Background of the Revision
Data is becoming more and more valuable under The Forth Industrial Revolution. New value will be created by utilizing and combining various kinds of data, and thus it is required and desirable for the new innovation that data is provided and shared widely.
On the other hand, even though data is acquired and utilized without authorization, the protection of data was not sufficient under previous Japanese laws.
If the data is a kind of technical or business information useful for business activities that are kept secret and that are not publicly known, it is protected as “trade secret” under the Act. But confidentiality is strictly required, which is not the case for big data which should be provided and shared for innovation.
If the data is a kind of creative information, it can be protected by the Patent Act or the Copyright Act, but such case is quite limited.
So the data that is valuable but not publicly disclosed and not totally kept secret, could not be protected by existing IP rights. That means that only damage claim based on general tort is available, but no claim for injunction against wrongful acquisition etc. of such valuable data.
Therefore, the Act has just been revised to provide new protection for such data. As described below, the level of the protection of “protected data” is actually lower than that that of “trade secret” considering the importance of smooth data distribution and utilization for innovation under The Forth Industrial Revolution.

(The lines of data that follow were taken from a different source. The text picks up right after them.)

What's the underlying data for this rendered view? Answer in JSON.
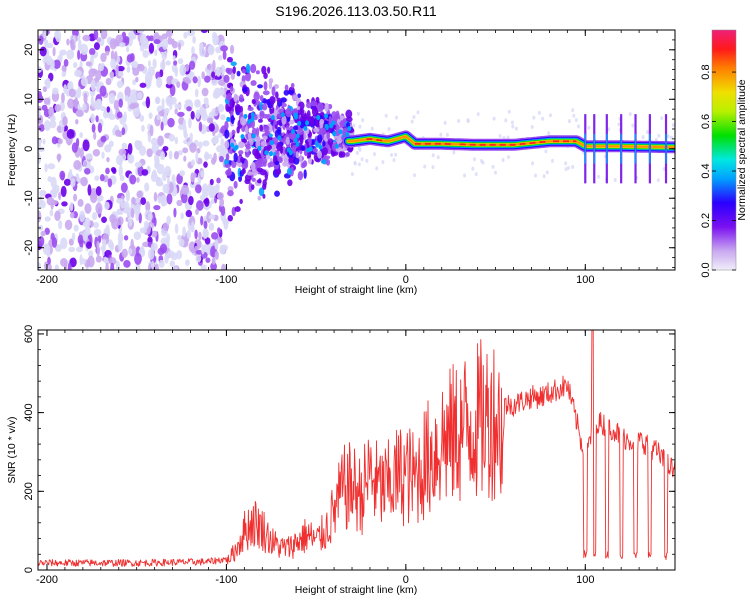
{
  "page_title": "S196.2026.113.03.50.R11",
  "colors": {
    "snr_line": "#f03030",
    "axis": "#000000",
    "background": "#ffffff",
    "colormap": [
      "#d9d9f7",
      "#c9a8f0",
      "#9a4cf0",
      "#6a00e8",
      "#2a00ff",
      "#00a0ff",
      "#00e0e0",
      "#00e000",
      "#e0e000",
      "#ff9000",
      "#ff2020",
      "#f0207a"
    ]
  },
  "chart_data": [
    {
      "type": "heatmap",
      "name": "spectrogram",
      "xlabel": "Height of straight line (km)",
      "ylabel": "Frequency (Hz)",
      "xlim": [
        -205,
        150
      ],
      "ylim": [
        -24.5,
        24
      ],
      "xticks": [
        -200,
        -100,
        0,
        100
      ],
      "xtick_labels": [
        "-200",
        "-100",
        "0",
        "100"
      ],
      "yticks": [
        20,
        10,
        0,
        -10,
        -20
      ],
      "ytick_labels": [
        "20",
        "10",
        "0",
        "-10",
        "-20"
      ],
      "signal_track": {
        "note": "bright narrow line near 0 Hz from about -30 km to 150 km; scattered noise below -30 km",
        "points": [
          {
            "x": -30,
            "y": 1.5
          },
          {
            "x": -20,
            "y": 2.0
          },
          {
            "x": -10,
            "y": 1.5
          },
          {
            "x": 0,
            "y": 2.5
          },
          {
            "x": 5,
            "y": 1.0
          },
          {
            "x": 20,
            "y": 1.0
          },
          {
            "x": 40,
            "y": 0.8
          },
          {
            "x": 60,
            "y": 0.8
          },
          {
            "x": 80,
            "y": 1.5
          },
          {
            "x": 95,
            "y": 1.5
          },
          {
            "x": 100,
            "y": 0.5
          },
          {
            "x": 120,
            "y": 0.5
          },
          {
            "x": 150,
            "y": 0.3
          }
        ],
        "peak_amplitude": 0.9
      },
      "colorbar": {
        "label": "Normalized spectral amplitude",
        "range": [
          0.0,
          0.97
        ],
        "ticks": [
          0.0,
          0.2,
          0.4,
          0.6,
          0.8
        ],
        "tick_labels": [
          "0.0",
          "0.2",
          "0.4",
          "0.6",
          "0.8"
        ]
      }
    },
    {
      "type": "line",
      "name": "snr",
      "xlabel": "Height of straight line (km)",
      "ylabel": "SNR (10 * v/v)",
      "xlim": [
        -205,
        150
      ],
      "ylim": [
        0,
        610
      ],
      "xticks": [
        -200,
        -100,
        0,
        100
      ],
      "xtick_labels": [
        "-200",
        "-100",
        "0",
        "100"
      ],
      "yticks": [
        0,
        200,
        400,
        600
      ],
      "ytick_labels": [
        "0",
        "200",
        "400",
        "600"
      ],
      "series": [
        {
          "name": "SNR",
          "envelope_x": [
            -205,
            -150,
            -110,
            -100,
            -95,
            -90,
            -85,
            -80,
            -75,
            -70,
            -65,
            -60,
            -55,
            -50,
            -45,
            -40,
            -35,
            -30,
            -25,
            -20,
            -15,
            -10,
            -5,
            0,
            5,
            10,
            15,
            20,
            25,
            30,
            35,
            40,
            45,
            50,
            55,
            60,
            65,
            70,
            75,
            80,
            85,
            90,
            95,
            100,
            105,
            110,
            115,
            120,
            125,
            130,
            135,
            140,
            145,
            150
          ],
          "envelope_y": [
            15,
            15,
            18,
            25,
            60,
            120,
            150,
            130,
            90,
            70,
            70,
            90,
            110,
            90,
            120,
            180,
            250,
            260,
            230,
            300,
            250,
            260,
            290,
            300,
            280,
            330,
            360,
            400,
            410,
            430,
            450,
            460,
            470,
            480,
            420,
            420,
            430,
            440,
            440,
            450,
            460,
            470,
            380,
            280,
            380,
            370,
            360,
            340,
            330,
            330,
            320,
            300,
            270,
            250
          ],
          "dips": [
            {
              "x": 100,
              "y": 30
            },
            {
              "x": 105,
              "y": 30
            },
            {
              "x": 112,
              "y": 30
            },
            {
              "x": 120,
              "y": 25
            },
            {
              "x": 128,
              "y": 25
            },
            {
              "x": 136,
              "y": 25
            },
            {
              "x": 145,
              "y": 25
            }
          ],
          "max_spike": {
            "x": 104,
            "y": 610
          }
        }
      ]
    }
  ]
}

Revised Unfair Competition Prevention Act defines “protected data” in Article 2 (7) as follows;
The term “protected data” as used in this Act means technical or business information that is accumulated in a reasonable amount by electronic or magnetic means (meaning an electronic form, magnetic form, or any other form that is impossible to perceive through the human senses alone; the same applies in the following paragraph) as information provided to specified persons on a regular basis and that is managed (excluding information that is kept secret).
To understand what kind of data can be the “protected data” under the Act, “Guidelines on Protected Data” (“Guidelines”) is provided.
According the Guidelines, protected data has to be
1) “provided to specified persons on a regular basis” which assumes big data and similar data that is widely provided to third parties through a transaction or other operation;
2) “accumulated in a reasonable amount” whose amount is to be determined according to the nature of the specific data; and
3) “managed by electronic or magnetic means” which means it is necessary that the intention of the owner of any data to control the data as something to be provided exclusively to specified persons is shown by the methods such as authentication technology or leased line.
Protected data is “excluding information that is kept secret” in order to distinguish “trade secrets” from “protected data.”
Any information that has been made available to the public without compensation (open data) is excluded from application.
Acts of Unfair Competition
There are three categories for the acts of unfair competition concerning “acquisition”, “use” and “disclosure” of “protected data”;
1) Category of unauthorized acquisition,
2) Category of significant violations of the principle of good faith, and
3) Category of subsequent acquisition.
The category of unauthorized acquisition regulates acts as that of acquiring protected data by malicious means (theft, fraud, duress, or other wrongful means”).
Among the category of significant violations of the principle of good faith, only the acts which satisfy the following requirements will fall under “unfair competition” concerning protected data; (i) for the purpose of wrongful gain or causing damage to the protected data owner, and (ii) actions taken in breach of the duties regarding the management of the protected data.
And in the last category, if subsequent acquirer is in bad faith (not including “gross negligence”) at the time of acquisition, acquisition, use and disclosure are regarded as “unfair competition.” On the other hand, if subsequent acquirer is in good faith at the time of acquisition, only the actions done by a subsequent acquirer who entered into bad faith after acquiring the data are regarded as “unfair competition.”
In all categories, the unfair competition acts are more limited than those concerning “trade secrets,” in order to ensure a good balance in protection between the protected data owner and users thereof.
Remedies against Unfair Competition
Further, the remedies against the unfair competition against the “protected data” are limited to the civil ones such as damages and injunction, although the remedies against the unfair competition against the “trade secrets” may also include the criminal ones.